The photoinhibition efficiency of biosynthesized PtNPs was assessed at different concentrations (10–80 μg/mL) of nanoparticles. The sample was irradiated for 80 min before being analyzed at ambient temperature. Bacterial inhibition was directly proportional to the number of NPs used, and 40–96% inhibition was observed at concentrations of 10–60 μg/mL. However, no effective inhibition of bacteria was observed above (60–80 μg/mL) the concentration of PtNPs, as illustrated in Figure 16A,B. The inhibitory efficacy of PtNPs is reduced at higher concentrations due to particle aggregation, which increases particle size and reduces the accessible surface area for nanoparticles [97].

Figure 16

Concentration effect on the inhibition of (A) E. coli and (B) S. aureus in the presence of PtNPs.

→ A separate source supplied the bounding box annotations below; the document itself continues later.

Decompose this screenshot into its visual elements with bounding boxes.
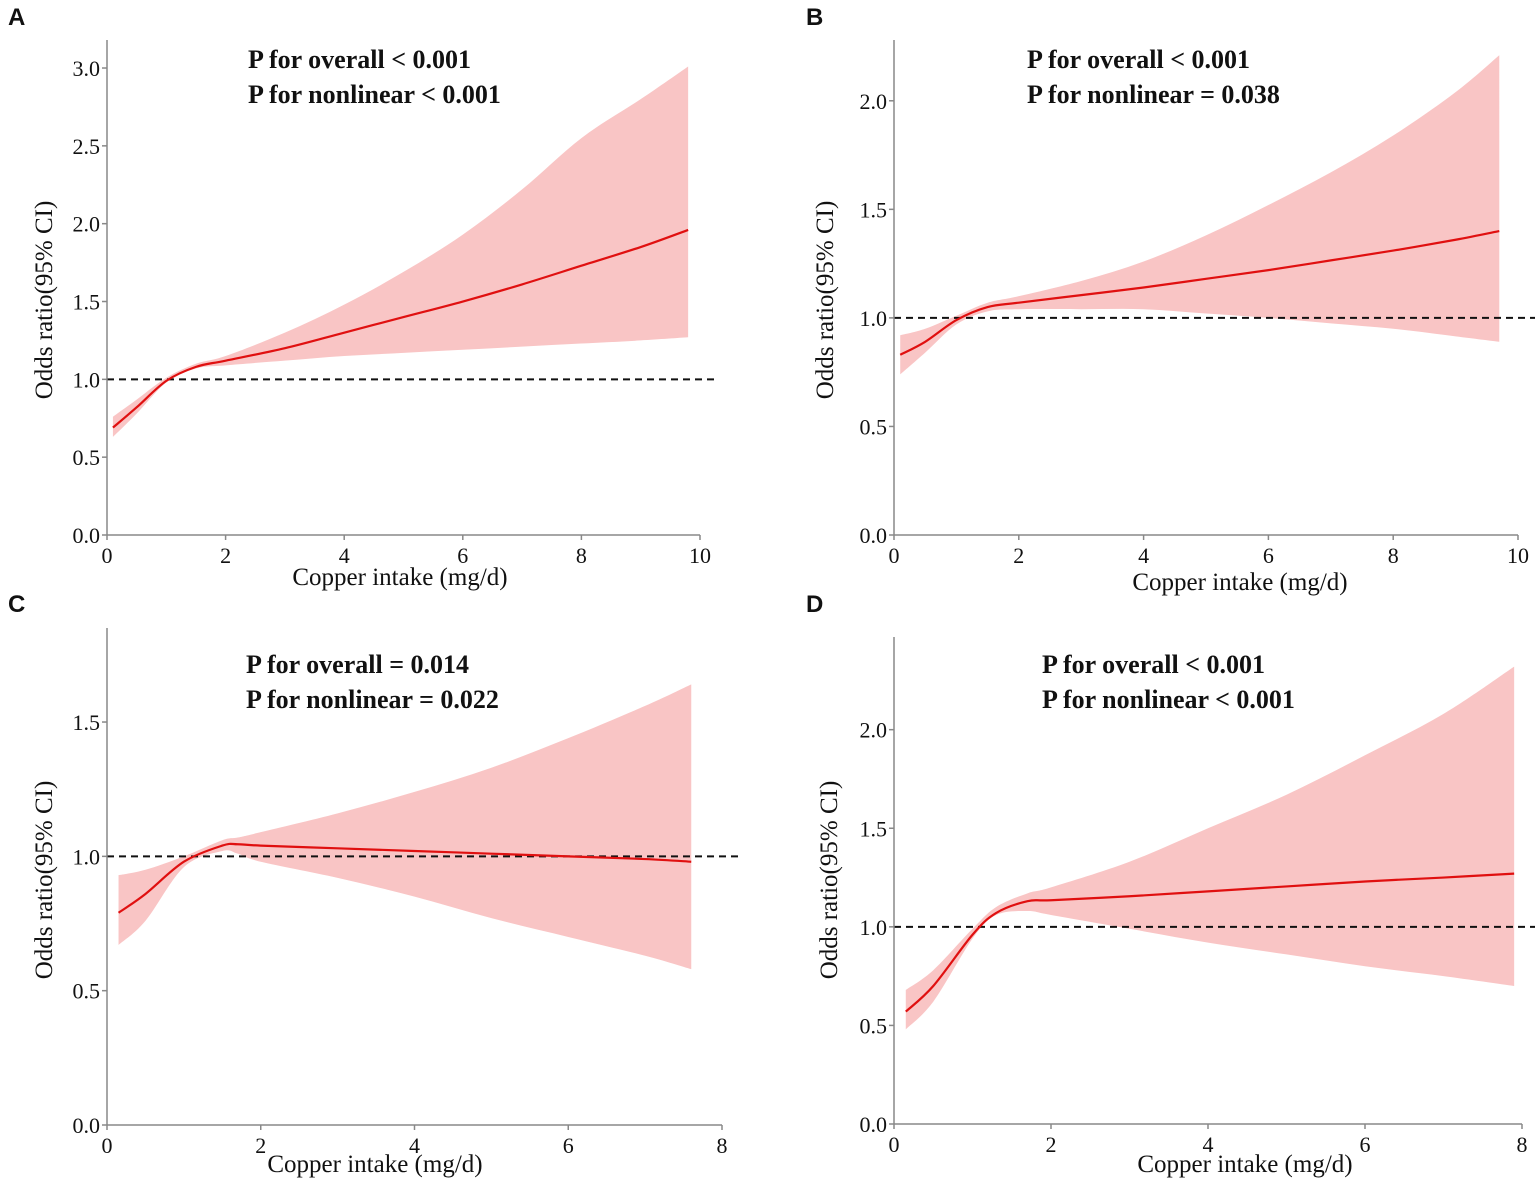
- y-tick-label: 2.0: [860, 718, 888, 743]
- y-tick-label: 2.5: [73, 134, 101, 159]
- y-tick-label: 0.5: [860, 1013, 888, 1038]
- x-axis-label: Copper intake (mg/d): [1132, 569, 1347, 596]
- p-value-annotation: P for overall < 0.001: [1027, 45, 1250, 74]
- p-value-annotation: P for nonlinear < 0.001: [248, 80, 501, 109]
- estimate-line: [899, 229, 1500, 356]
- panel-a: 0 2 4 6 8 10 0.0 0.5 1.0 1.5 2.0 2.5 3.0 Copper intak…: [8, 4, 718, 591]
- y-tick-label: 0.5: [73, 445, 101, 470]
- x-tick-label: 6: [563, 1133, 574, 1158]
- x-tick-label: 2: [1046, 1132, 1057, 1157]
- x-tick-label: 4: [1203, 1132, 1214, 1157]
- x-axis-label: Copper intake (mg/d): [1137, 1151, 1352, 1178]
- panel-letter: D: [806, 591, 823, 618]
- confidence-band: [118, 684, 692, 970]
- x-tick-label: 6: [457, 543, 468, 568]
- panel-d: 0 2 4 6 8 0.0 0.5 1.0 1.5 2.0 Copper intake (mg/d)…: [806, 591, 1535, 1178]
- y-tick-label: 2.0: [860, 89, 888, 114]
- y-tick-label: 3.0: [73, 56, 101, 81]
- x-tick-label: 2: [220, 543, 231, 568]
- y-tick-label: 0.5: [860, 414, 888, 439]
- x-tick-label: 4: [339, 543, 350, 568]
- y-tick-label: 0.5: [73, 979, 101, 1004]
- panel-letter: C: [8, 591, 25, 618]
- x-tick-label: 0: [889, 543, 900, 568]
- y-tick-label: 1.5: [860, 816, 888, 841]
- x-tick-label: 8: [1517, 1132, 1528, 1157]
- x-tick-label: 6: [1263, 543, 1274, 568]
- x-tick-label: 4: [1138, 543, 1149, 568]
- p-value-annotation: P for nonlinear = 0.022: [246, 685, 499, 714]
- x-tick-label: 8: [717, 1133, 728, 1158]
- estimate-line: [112, 228, 689, 429]
- y-axis-label: Odds ratio(95% CI): [816, 781, 843, 980]
- p-value-annotation: P for nonlinear = 0.038: [1027, 80, 1280, 109]
- y-tick-label: 0.0: [860, 1112, 888, 1137]
- panel-b: 0 2 4 6 8 10 0.0 0.5 1.0 1.5 2.0 Copper intake (mg/…: [806, 4, 1535, 596]
- panel-letter: B: [806, 4, 823, 31]
- y-tick-label: 0.0: [860, 523, 888, 548]
- x-tick-label: 4: [409, 1133, 420, 1158]
- x-tick-label: 10: [1507, 543, 1529, 568]
- y-axis-label: Odds ratio(95% CI): [31, 781, 58, 980]
- x-axis-label: Copper intake (mg/d): [292, 564, 507, 591]
- y-tick-label: 1.0: [73, 844, 101, 869]
- y-tick-label: 1.5: [73, 290, 101, 315]
- y-tick-label: 0.0: [73, 523, 101, 548]
- x-tick-label: 8: [576, 543, 587, 568]
- p-value-annotation: P for overall < 0.001: [248, 45, 471, 74]
- x-tick-label: 0: [102, 543, 113, 568]
- x-tick-label: 2: [1013, 543, 1024, 568]
- y-tick-label: 0.0: [73, 1113, 101, 1138]
- x-axis-label: Copper intake (mg/d): [267, 1151, 482, 1178]
- p-value-annotation: P for overall = 0.014: [246, 650, 469, 679]
- x-tick-label: 2: [255, 1133, 266, 1158]
- panel-c: 0 2 4 6 8 0.0 0.5 1.0 1.5 Copper intake (mg/d) Odd…: [8, 591, 740, 1178]
- estimate-line: [117, 842, 692, 914]
- x-tick-label: 0: [102, 1133, 113, 1158]
- x-tick-label: 10: [689, 543, 711, 568]
- y-axis-label: Odds ratio(95% CI): [31, 201, 58, 400]
- confidence-band: [900, 55, 1500, 375]
- p-value-annotation: P for nonlinear < 0.001: [1042, 685, 1295, 714]
- x-tick-label: 8: [1388, 543, 1399, 568]
- y-tick-label: 1.0: [860, 306, 888, 331]
- y-tick-label: 2.0: [73, 212, 101, 237]
- panel-letter: A: [8, 4, 25, 31]
- confidence-band: [112, 66, 689, 437]
- estimate-line: [905, 872, 1515, 1013]
- y-tick-label: 1.0: [860, 915, 888, 940]
- confidence-band: [905, 666, 1515, 1030]
- x-tick-label: 0: [889, 1132, 900, 1157]
- y-tick-label: 1.5: [860, 197, 888, 222]
- x-tick-label: 6: [1360, 1132, 1371, 1157]
- p-value-annotation: P for overall < 0.001: [1042, 650, 1265, 679]
- y-tick-label: 1.0: [73, 367, 101, 392]
- y-tick-label: 1.5: [73, 710, 101, 735]
- y-axis-label: Odds ratio(95% CI): [812, 201, 839, 400]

3.8.3. Antioxidant Activity

The antioxidant activity of PtNPs was determined by converting DPPH from a radical to a stable form. Vitamin-C (Ascorbic acid) was used as standard. DPPH is a stable radical capable of receiving electrons from PtNPs [98]. Figure 17 represents the DPPH activity of PtNPs synthesized at four different optimized conditions (i.e., 25 °C, 50 °C, 70 °C, and 100 °C). The results showed that PtNPs synthesized at 100 °C had the highest antioxidant activity (i.e., 88%) as compared to PtNPs synthesized at 70 °C, 50 °C, and 25 °C (76%, 69%, 56%), respectively. The size, morphology, and concentration of PtNPs, as well as the synergic effect and the presence of acid phosphatase on their surface, all contribute to the high efficiency of PtNPs [73]. Moreover, the radical conversion efficacy of PtNPs increased with increasing concentrations of nanoparticles. As a result, the strong antioxidant activity of PtNPs also confirms their biocompatibility and functionality in the living environment in terms of trapping oxidants to strengthen the body’s defense system [99].

Figure 17

DPPH scavenging efficacy of Vit-C and PtNPs synthesized at 25 °C, 50 °C, 70 °C and 100 °C, respectively.

4. Conclusions

In this study, PtNPs were successfully synthesized by an innovative, efficient, and cost-effective green synthetic approach using acid phosphatase of Cichorium intybus seeds at four different optimized conditions (i.e., 25 °C, 50 °C, 70 °C, and 100 °C). In addition, UV–vis, XRD, SEM, and HRTEM analysis confirmed the formation of crystalline monodispersed spherical PtNPs with an average size of 1–7 nm. The acid phosphatase mediated PtNPs exhibited remarkable photocatalytic activity with 98% degradation efficiency of MB and also followed pseudo-first-order kinetics. The results demonstrated that PtNPs can be used as an efficient catalyst for the degradation of organic pollutants such as MB dye in the presence of visible light irradiations. The biomorphic PtNPs were also tested for their antibacterial activity. The obtained results prove that acid phosphatase-mediated PtNPs are highly active against both Gram-positive (S. aureus) and Gram-negative (E. coli) bacteria. PtNPs were also highlighted for their potent application as the best antioxidant, with a DPPH radical scavenging activity of 88% at 1 mg/mL. The results demonstrated that the green synthesis process we followed can be used as a novel route for synthesizing PtNPs with applicability in various fields. Particularly, the superior photocatalytic and antimicrobial properties of PtNPs disclosed their potential use in food bioscience, biotechnology, biomedical and environmental applications.